In the invertebrate realm, the Crown-of-Thorns Starfish (COTS) is the most notorious corallivore, capable of consuming an area of live coral equal to its body diameter daily. Certain snails and worms also contribute, such as the Drupella snails, which feed on the tissues of branching corals like Acropora. These invertebrates often target specific, fast-growing coral genera such as Acropora, Pocillopora, and Porites, influencing which coral species thrive on a reef.
Corallivory’s Impact on Reef Structure
The consumption of coral tissue and skeleton has a dual ecological significance, acting as both a constructive and destructive force on the reef’s physical structure. Under normal conditions, natural corallivory provides a beneficial role by helping to maintain the reef’s overall diversity and health. Excavating parrotfish contribute to bioerosion by removing dead and live coral skeleton, which constantly reshapes the reef topography and prevents the structure from becoming too dense.
The removal of coral tissue and skeleton creates open patches on the reef surface, available for the settlement of new coral larvae. This disturbance prevents dominant coral species from monopolizing the space, ensuring a mosaic of different species and higher biodiversity. The constant turnover of material through corallivory also contributes to nutrient cycling within the reef system.
However, when corallivore populations experience explosive growth, the balance shifts to a destructive role, leading to severe ecological damage. The mass outbreak of the Crown-of-Thorns Starfish is the most dramatic example, where large aggregations consume a significant percentage of live coral cover rapidly. This tissue loss forces the reef into a degraded state, reducing structural complexity and habitat for other species. The resulting bare skeleton is often colonized by fast-growing algae, leading to a harmful phase shift dominated by algae rather than coral.

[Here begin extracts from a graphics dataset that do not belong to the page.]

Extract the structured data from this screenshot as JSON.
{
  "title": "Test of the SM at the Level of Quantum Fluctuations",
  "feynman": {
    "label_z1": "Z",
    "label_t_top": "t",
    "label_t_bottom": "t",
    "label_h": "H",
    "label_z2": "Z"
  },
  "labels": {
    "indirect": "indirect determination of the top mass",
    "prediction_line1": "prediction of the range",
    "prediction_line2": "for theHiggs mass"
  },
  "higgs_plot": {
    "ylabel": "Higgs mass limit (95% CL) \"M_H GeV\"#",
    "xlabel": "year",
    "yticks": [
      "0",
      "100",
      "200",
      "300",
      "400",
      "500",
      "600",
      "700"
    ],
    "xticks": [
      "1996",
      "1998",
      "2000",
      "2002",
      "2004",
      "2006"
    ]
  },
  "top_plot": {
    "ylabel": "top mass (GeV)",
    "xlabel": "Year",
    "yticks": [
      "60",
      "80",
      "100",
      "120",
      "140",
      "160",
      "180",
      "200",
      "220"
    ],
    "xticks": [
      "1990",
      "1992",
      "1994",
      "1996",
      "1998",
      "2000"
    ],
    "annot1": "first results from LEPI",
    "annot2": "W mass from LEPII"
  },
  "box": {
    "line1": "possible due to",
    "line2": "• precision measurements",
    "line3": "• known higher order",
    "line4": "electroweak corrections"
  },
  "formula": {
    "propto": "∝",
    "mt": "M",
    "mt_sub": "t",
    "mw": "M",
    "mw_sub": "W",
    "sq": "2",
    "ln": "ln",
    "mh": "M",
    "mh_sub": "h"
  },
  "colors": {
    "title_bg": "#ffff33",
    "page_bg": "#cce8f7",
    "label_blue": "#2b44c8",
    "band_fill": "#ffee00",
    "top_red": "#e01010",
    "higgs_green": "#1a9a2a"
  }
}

How External Factors Disrupt Reef Balance
Although corallivory is natural, human activities disrupt the delicate balance between coral and its predators, exacerbating negative impacts. Overfishing is a major driver of this imbalance, as it removes the natural predators of invertebrate corallivores, such as triggerfish, pufferfish, and sea turtles that consume COTS. The resulting release from predation pressure allows populations of invertebrates, like COTS and Drupella snails, to increase unchecked, leading to outbreak conditions.
Nutrient runoff and pollution from land-based activities, such as agriculture and sewage discharge, also contribute by fueling the planktonic larvae of corallivores. The increased availability of phytoplankton, the primary food source for COTS larvae, boosts larval survival rates and leads to massive recruitment events. These events trigger devastating outbreaks that destroy vast areas of live coral.
Furthermore, climate change acts as an additional stressor, making corals more susceptible to predation. Elevated ocean temperatures cause corals to expel their symbiotic algae (bleaching), which depletes their energy reserves. A stressed, weakened coral is less able to heal a predation wound, meaning that even normal levels of corallivory can become lethal. The combination of weakened corals and increased corallivore populations accelerates reef decline.